Ethra saw him coming, and his stride and expression scared her. Not knowing exactly what to do, and not anticipating such a frame of mind in him, she turned over in her hammock and pretended to be asleep, as his figure loomed up in the mouth of the cave.
"Miss Leslie!" His voice was stentorian.
She awoke languidly, and did it very well, making a charming picture as she sat up in her hammock, a trifle confused, sweet blue eyes scarcely yet unclosed.
"Mr. Langdon!" she exclaimed in soft surprise.
He looked her squarely, menacingly, in the eyes.
"I suppose," he said, "that all this is a grim parody on the past when women did the waiting until it was men's pleasure to make the next move.
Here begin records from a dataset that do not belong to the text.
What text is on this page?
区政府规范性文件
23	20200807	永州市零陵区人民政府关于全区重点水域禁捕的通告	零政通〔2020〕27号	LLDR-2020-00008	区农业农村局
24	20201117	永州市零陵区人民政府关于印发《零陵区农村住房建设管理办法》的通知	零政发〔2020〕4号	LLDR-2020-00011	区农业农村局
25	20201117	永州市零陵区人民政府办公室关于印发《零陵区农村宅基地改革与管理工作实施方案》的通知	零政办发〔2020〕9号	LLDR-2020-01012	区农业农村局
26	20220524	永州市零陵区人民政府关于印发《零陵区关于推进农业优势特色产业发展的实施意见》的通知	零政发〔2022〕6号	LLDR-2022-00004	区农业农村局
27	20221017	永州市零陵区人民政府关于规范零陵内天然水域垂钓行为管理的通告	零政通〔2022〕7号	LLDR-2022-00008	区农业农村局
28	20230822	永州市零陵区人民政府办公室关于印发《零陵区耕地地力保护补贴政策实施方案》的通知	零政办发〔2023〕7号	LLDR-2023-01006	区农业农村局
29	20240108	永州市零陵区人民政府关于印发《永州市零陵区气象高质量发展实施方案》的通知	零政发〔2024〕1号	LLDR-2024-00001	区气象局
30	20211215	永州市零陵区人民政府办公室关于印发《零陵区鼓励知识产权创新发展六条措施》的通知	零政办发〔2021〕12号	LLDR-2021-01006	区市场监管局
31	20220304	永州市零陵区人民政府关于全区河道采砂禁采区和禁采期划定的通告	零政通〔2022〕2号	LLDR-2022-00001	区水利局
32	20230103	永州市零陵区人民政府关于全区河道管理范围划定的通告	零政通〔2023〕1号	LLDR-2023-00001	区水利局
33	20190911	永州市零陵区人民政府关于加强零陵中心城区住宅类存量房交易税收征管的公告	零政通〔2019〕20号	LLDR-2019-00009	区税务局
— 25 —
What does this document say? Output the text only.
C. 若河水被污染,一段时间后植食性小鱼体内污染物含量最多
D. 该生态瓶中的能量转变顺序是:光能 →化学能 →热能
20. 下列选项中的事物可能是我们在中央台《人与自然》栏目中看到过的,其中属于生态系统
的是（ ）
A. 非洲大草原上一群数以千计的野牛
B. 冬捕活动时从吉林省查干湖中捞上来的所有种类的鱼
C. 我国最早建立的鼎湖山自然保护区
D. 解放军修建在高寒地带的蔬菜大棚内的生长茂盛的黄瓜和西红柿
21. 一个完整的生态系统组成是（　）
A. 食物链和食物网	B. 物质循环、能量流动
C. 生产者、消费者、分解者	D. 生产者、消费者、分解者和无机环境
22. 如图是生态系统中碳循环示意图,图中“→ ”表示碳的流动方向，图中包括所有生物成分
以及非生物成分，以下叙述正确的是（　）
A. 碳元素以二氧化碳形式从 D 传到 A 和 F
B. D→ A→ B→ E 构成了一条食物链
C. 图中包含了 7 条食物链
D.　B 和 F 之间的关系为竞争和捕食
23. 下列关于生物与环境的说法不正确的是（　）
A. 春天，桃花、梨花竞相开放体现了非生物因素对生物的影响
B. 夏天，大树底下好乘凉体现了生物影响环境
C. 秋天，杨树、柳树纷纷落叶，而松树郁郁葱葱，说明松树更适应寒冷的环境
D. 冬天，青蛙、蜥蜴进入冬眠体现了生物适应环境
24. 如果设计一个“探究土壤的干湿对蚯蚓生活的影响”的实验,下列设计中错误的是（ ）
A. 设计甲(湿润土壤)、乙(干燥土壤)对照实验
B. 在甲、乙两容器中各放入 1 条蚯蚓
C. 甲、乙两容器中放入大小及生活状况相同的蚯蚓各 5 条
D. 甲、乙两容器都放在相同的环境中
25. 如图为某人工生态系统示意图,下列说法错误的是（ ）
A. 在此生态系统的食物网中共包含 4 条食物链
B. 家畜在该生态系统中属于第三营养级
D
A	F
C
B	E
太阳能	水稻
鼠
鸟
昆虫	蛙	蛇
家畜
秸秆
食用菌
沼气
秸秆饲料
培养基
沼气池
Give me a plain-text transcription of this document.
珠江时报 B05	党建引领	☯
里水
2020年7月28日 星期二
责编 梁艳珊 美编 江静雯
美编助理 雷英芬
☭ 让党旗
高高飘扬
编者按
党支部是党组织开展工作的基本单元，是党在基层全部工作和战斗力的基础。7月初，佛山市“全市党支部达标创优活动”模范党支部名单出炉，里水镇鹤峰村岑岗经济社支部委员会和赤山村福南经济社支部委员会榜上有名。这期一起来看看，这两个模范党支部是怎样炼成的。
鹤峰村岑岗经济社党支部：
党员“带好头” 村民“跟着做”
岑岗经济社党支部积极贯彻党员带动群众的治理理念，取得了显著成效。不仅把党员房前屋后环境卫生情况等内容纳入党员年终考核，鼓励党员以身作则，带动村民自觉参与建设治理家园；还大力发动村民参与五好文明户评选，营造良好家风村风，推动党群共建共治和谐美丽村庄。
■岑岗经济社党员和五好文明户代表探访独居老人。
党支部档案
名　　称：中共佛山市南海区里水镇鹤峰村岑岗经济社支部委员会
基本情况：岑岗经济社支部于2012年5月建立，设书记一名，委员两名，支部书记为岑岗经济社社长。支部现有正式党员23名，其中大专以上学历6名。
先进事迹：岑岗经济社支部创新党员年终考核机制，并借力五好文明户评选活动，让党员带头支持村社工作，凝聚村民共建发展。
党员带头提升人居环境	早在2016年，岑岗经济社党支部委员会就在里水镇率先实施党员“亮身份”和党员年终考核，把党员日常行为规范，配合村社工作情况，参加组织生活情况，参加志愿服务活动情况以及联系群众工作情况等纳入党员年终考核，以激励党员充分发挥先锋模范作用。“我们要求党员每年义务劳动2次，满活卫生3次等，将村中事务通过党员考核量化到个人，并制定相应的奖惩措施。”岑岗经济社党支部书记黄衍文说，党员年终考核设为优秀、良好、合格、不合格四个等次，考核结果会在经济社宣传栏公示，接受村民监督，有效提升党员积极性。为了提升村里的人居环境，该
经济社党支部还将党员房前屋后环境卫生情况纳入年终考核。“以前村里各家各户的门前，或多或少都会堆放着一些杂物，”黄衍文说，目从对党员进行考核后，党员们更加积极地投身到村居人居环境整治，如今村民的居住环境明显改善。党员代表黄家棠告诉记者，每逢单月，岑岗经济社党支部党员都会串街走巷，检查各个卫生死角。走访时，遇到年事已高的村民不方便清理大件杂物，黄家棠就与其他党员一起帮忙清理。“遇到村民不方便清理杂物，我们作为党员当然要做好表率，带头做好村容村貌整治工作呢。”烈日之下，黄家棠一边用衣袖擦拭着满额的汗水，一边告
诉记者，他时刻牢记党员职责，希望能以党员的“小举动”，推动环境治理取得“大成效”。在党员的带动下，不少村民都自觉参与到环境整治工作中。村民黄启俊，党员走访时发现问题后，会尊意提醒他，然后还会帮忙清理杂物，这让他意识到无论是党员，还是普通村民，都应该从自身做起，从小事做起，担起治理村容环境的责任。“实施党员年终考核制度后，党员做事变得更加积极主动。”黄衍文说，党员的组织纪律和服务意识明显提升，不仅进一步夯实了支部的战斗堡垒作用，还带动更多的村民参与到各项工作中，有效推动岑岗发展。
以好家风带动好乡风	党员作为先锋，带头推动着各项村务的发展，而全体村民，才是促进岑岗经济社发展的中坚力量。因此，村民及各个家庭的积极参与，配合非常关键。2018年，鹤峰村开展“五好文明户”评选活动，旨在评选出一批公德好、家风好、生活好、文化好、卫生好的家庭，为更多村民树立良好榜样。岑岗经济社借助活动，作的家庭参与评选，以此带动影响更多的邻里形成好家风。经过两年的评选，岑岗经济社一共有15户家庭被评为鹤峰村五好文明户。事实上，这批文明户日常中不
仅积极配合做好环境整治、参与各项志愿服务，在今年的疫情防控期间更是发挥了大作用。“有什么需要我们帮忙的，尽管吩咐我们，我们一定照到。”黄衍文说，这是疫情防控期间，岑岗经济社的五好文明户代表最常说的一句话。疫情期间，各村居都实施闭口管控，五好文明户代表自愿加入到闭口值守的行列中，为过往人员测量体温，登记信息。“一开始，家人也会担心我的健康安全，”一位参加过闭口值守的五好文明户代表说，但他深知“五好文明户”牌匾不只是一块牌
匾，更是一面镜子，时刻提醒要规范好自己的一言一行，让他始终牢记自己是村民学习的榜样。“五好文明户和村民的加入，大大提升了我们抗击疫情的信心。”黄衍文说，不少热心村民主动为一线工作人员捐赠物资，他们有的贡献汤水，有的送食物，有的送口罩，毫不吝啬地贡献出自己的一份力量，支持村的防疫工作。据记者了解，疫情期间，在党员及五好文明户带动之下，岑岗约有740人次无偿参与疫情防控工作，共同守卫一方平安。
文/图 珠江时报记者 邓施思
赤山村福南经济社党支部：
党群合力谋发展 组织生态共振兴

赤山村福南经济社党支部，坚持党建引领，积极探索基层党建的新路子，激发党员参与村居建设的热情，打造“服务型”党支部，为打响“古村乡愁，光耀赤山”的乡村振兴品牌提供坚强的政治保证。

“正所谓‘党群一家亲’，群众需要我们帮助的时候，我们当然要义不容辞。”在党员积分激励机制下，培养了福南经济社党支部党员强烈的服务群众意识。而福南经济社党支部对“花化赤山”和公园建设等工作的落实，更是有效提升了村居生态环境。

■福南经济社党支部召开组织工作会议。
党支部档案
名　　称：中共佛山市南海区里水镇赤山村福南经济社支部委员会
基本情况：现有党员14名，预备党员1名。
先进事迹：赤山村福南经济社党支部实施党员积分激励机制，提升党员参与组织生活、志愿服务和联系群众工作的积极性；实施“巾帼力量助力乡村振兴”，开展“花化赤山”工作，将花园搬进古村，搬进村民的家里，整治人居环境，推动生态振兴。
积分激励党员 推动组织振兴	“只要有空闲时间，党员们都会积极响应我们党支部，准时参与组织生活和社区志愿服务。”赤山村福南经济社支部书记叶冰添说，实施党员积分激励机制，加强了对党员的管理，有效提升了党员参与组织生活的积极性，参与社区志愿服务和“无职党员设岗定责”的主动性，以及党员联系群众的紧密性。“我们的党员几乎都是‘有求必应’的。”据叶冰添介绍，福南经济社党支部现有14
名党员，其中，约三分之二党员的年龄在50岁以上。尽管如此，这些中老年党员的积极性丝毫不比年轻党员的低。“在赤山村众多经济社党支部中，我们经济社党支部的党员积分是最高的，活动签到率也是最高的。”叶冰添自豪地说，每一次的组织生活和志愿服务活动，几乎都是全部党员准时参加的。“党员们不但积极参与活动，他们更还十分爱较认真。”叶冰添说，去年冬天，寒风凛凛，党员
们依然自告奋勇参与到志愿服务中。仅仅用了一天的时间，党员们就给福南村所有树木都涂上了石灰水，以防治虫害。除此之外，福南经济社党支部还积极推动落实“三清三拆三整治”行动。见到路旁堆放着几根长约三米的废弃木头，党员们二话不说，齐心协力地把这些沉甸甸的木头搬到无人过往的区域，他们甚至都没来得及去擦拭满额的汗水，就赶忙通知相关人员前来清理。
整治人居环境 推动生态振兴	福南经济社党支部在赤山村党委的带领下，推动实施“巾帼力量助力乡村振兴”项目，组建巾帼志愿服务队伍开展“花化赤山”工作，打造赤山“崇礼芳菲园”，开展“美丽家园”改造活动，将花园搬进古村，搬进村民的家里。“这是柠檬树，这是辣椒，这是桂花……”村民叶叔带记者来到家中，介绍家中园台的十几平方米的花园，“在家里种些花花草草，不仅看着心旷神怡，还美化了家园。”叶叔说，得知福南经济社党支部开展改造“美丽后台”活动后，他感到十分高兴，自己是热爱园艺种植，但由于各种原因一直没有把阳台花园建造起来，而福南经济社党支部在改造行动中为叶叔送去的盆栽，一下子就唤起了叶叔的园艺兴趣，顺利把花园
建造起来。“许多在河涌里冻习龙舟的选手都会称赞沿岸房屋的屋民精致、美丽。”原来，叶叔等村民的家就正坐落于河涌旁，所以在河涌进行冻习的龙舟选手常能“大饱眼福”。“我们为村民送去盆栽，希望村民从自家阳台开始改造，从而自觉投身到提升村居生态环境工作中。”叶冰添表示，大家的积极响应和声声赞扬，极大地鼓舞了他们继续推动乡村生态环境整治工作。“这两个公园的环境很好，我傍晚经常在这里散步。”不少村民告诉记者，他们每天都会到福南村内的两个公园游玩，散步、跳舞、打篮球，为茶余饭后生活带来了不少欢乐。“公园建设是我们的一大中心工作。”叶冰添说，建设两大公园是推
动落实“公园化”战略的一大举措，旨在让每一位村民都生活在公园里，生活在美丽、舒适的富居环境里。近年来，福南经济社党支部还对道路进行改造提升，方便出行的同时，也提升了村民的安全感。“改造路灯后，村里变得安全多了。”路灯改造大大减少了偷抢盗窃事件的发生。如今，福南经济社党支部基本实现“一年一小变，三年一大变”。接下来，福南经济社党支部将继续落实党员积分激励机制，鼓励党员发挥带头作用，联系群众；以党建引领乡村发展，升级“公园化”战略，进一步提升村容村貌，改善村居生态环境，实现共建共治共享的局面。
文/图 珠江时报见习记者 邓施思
I suppose that my recent appraisement parallels the social inspection of a debutante—that my present hunger is paying for the wistful intellectual starvation to which men once doomed your sex; that my isolation represents the isolation from all that was vital in the times when women's opportunities were few and restricted; that my probation among you symbolises the toleration of my sex for whatever specimen of your sex they captured and set their mark on as belonging to them, and on view to the world during good behaviour."
He stared at her flushed face, thoughtfully.
"The allegory is all right," he said, "but you've cast the wrong man for the goat. I'm going."
"Y-you can't go," she stammered, colouring painfully, "unless I give you a pass."
"I see; it resembles divorce. My sex had to give yours a cause for escape, or you couldn't escape. And in here you must give me a pass to freedom, or I remain here and starve. Is that it?"